To be fair to Sloan, perhaps they only did it for this study and will never do it again?

"But ESE", you say, "this is just one institution doing this just a little bit". While true - this helps establish precedent. What's stopping INOVA, with their new proton center, from getting referrals for lepto and treating with proton CSI, using this study as justification? (not singling INOVA out - anyone with protons can join the fun!)

 

[fiji128]

I just noticed a lot of proton announcements for new centers or expansions, totaling quite a few new rooms at existing centers and single rooms in smaller cities:

MD Anderson expansion - 4 new rooms for 8 total
Mayo Clinic MN expansion - 2 new rooms for 6 total
Mayo Clinic Jacksonville - looks like 4 rooms, some mix of protons and carbon
U PENN - 2 new single room centers in Lancaster PA and Southern NJ
Flint, MI McLaren - 2 new rooms for 4 total
University of Kansas single room IBA
Mercy Hospital St Louis - single room
University of Arkansas - single room
Naperville, IL - single room
Danbury, VT
New Jersey Atlantic Health
FLorida - provision 3 room center near Orlando
Tampa x 2 centers
Florida - Advocate Rad Onc - in Southwest Florida, like Naples
North Carolina - Atrium Health; I would have bet Duke would be first, but nope
Albuquerque, NM - yes, New Mexico, single room IBA

and last but not least, but the most disruptive:

Kansas City Urology - Mevion single room - it has now arrived - Uro Rads with proton therapy

In total, 29 new rooms coming online within the next 5 years that I know of.

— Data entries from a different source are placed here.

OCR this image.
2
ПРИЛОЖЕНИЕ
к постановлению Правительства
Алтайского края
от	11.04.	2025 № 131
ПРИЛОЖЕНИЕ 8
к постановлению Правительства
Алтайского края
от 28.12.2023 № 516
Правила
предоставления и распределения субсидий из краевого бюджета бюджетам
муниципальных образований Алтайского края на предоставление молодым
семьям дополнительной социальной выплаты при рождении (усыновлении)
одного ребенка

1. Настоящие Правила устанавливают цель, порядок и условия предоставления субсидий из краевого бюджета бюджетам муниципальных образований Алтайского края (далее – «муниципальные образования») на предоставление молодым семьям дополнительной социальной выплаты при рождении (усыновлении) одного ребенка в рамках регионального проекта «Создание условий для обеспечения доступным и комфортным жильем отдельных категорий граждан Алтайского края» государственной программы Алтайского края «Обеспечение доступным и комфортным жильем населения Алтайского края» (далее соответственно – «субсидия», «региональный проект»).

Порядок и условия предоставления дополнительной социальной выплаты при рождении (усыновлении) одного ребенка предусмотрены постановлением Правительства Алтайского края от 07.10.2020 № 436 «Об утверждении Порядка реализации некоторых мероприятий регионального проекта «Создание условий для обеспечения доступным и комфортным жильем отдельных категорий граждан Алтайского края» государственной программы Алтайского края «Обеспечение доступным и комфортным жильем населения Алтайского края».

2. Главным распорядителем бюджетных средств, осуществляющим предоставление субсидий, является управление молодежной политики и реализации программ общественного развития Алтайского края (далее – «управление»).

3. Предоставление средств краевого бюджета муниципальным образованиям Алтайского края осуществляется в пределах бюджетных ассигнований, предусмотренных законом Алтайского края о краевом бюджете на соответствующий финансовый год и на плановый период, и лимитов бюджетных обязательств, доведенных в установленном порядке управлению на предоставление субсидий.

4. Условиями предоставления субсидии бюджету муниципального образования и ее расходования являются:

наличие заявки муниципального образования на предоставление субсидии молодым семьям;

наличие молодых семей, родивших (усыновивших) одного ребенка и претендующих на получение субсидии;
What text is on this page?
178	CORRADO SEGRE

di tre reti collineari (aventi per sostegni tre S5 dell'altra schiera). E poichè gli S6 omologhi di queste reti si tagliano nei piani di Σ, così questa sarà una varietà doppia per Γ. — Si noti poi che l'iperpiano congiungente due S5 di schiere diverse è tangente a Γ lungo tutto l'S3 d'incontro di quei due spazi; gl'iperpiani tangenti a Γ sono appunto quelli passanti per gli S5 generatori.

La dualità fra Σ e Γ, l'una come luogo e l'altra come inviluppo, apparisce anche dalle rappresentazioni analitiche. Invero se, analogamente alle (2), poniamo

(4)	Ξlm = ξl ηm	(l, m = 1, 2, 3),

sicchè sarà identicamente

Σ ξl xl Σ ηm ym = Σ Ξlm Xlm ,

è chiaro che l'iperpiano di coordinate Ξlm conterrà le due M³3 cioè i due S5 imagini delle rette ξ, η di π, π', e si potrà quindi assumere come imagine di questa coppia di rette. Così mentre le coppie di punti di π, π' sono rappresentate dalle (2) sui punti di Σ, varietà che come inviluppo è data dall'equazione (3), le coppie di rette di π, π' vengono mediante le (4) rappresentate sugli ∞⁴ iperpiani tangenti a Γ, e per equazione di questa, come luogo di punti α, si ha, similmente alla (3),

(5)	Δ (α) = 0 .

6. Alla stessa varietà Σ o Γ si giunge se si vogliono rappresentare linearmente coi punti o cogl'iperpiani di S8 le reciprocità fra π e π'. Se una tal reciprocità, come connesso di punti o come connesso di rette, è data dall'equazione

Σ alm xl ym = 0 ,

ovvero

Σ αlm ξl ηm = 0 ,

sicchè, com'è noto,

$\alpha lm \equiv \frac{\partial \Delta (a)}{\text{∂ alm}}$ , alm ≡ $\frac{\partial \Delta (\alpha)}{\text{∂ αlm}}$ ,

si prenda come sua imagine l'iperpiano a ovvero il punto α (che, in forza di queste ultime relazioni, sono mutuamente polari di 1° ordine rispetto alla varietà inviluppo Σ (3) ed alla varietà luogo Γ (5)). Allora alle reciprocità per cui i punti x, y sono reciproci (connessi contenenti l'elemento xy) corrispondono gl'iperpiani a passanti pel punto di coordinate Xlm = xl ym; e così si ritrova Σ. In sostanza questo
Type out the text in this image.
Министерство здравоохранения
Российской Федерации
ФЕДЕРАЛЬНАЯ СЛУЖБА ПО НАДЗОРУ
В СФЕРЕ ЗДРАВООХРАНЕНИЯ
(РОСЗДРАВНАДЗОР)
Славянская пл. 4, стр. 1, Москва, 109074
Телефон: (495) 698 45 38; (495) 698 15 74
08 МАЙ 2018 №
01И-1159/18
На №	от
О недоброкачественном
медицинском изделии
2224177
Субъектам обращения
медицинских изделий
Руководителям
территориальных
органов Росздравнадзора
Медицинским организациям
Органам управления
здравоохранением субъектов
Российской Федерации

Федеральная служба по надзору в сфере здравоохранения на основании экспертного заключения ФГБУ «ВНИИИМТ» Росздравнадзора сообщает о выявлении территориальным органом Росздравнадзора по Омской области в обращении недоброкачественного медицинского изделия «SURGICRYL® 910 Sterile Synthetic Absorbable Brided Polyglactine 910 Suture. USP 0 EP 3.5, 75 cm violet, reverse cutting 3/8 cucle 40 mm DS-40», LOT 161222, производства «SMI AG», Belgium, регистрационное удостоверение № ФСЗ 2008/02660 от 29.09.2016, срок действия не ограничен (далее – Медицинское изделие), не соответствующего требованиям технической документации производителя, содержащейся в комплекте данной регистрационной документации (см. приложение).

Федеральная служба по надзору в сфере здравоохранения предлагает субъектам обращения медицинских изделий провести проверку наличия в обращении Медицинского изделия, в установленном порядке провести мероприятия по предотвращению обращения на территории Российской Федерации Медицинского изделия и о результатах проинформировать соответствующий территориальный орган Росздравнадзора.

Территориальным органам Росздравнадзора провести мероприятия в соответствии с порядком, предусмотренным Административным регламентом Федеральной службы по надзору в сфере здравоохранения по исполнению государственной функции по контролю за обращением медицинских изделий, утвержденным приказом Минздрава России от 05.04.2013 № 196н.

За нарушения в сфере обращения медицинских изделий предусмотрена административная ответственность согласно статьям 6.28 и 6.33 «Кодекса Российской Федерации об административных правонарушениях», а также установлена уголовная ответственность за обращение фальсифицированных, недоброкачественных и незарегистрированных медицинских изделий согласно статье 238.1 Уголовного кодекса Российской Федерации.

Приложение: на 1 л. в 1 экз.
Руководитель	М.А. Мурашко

With the APM possibly dead, I wonder if more will follow.

Wow if that Naperville, IL, one is true, that's crazy. Naperville is like 10 miles away from the already operating Northwestern affiliated proton center in Wheaton.

 

[TheWallnerus]

Are we really choosing wisely if we're using protons in a disease where PFS is being measured in months?

No. 327 on the List of Why We Can't Have Nice Things in Rad Onc. The ECG thing is no. 52.